I understand that it’s because the signature of SMConcept makes the type t abstract.
Your core problem is here. The SMConcept module type will always remove the variants and prevent you from constructing or pattern matching on them.
The solution is to just add the full types to the module signature:
module rec Instruction : sig
type t =
| Id
| Quote of { v : Value.t }
val dump : t -> string
end = struct
type t =
| Id
| Quote of { v : Value.t }
let dump = (* ... *)
end
and Value : sig
type t =
| Unit
| Clos of { v : t ; p : Instruction.t }
val dump : t -> string
end = struct
type t =
| Unit
| Clos of { v : t ; p : Instruction.t }
let dump = (* ... *)
end
But this is a bit messy in my opinion. I try to avoid recursive modules when possible.
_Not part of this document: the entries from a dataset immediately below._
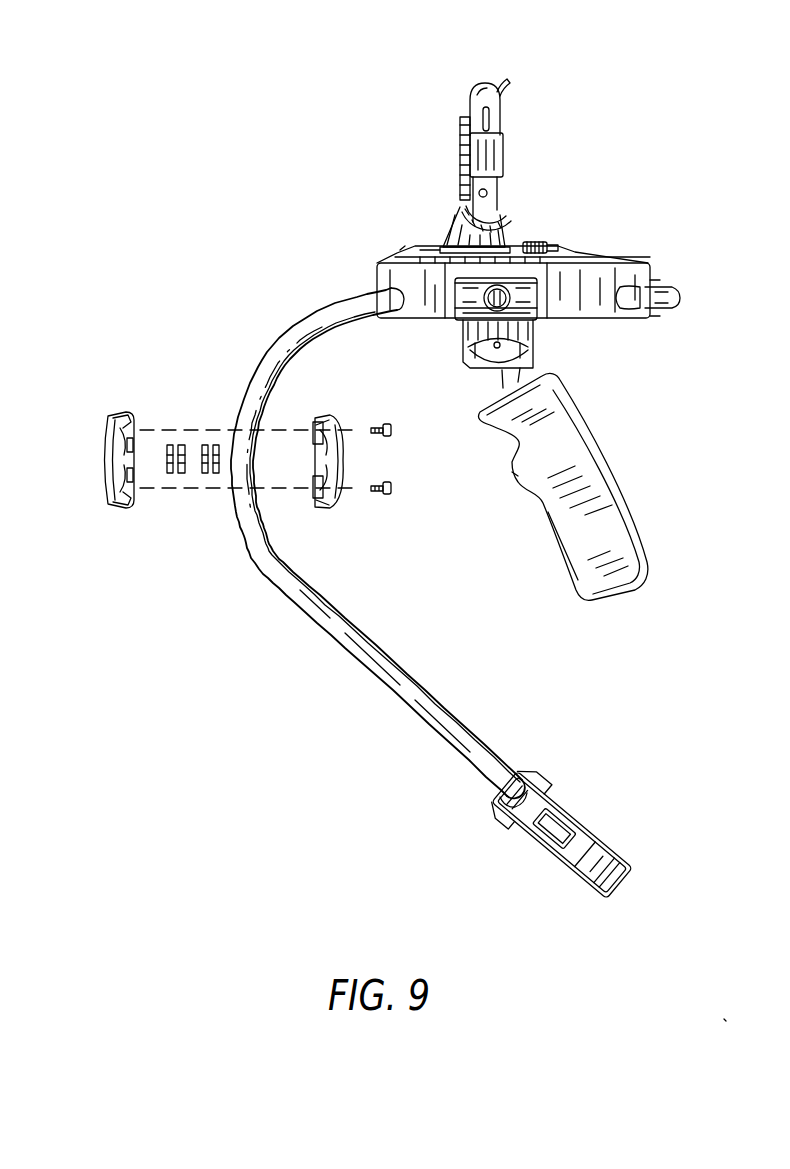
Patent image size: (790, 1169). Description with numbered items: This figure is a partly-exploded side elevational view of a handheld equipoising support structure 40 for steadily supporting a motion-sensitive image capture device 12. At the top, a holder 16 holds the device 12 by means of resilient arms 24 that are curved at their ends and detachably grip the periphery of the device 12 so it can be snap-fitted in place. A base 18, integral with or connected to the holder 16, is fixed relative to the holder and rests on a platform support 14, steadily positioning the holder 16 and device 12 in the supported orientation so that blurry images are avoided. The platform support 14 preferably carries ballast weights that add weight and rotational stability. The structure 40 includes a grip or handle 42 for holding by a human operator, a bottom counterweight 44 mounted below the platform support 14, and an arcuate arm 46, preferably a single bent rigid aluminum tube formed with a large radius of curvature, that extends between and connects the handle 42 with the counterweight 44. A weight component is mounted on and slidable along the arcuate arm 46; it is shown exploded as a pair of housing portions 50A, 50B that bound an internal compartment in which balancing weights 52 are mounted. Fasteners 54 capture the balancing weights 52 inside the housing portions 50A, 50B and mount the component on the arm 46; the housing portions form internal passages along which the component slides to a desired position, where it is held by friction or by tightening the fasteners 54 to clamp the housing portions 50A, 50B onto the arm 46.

The handheld equipoising support structure 40 is at (265, 325).
The image capture device 12 is at (492, 115).
The platform support 14 is at (548, 249).
The holder 16 is at (458, 120).
The base 18 is at (455, 235).
The arms 24 is at (485, 85).
The handle 42 is at (605, 482).
The bottom counterweight 44 is at (550, 793).
The arcuate arm 46 is at (248, 410).
The housing portion 50A is at (112, 435).
The housing portion 50B is at (326, 415).
The balancing weights 52 is at (216, 475).
The fasteners 54 is at (392, 488).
My suggestion is to bring the types and functions to the top level of the file, and add modules after for organization:
type instruction =
| Id
| Quote of { v : value }
and value =
| Unit
| Clos of { v : value ; p : instruction }
let rec dump_instruction = (* ... *)
and dump_value = (* ... *)
module Instruction = struct
type t = instruction =
| Id
| Quote of { v : value }
let dump = dump_instruction
end
module Value = struct
type t = value =
| Unit
| Clos of { v : t ; p : instruction }
let dump = dump_value
end
The type t = instruction = ... makes Instruction.t equal to instruction while still letting you construct variants like Instruction.Id.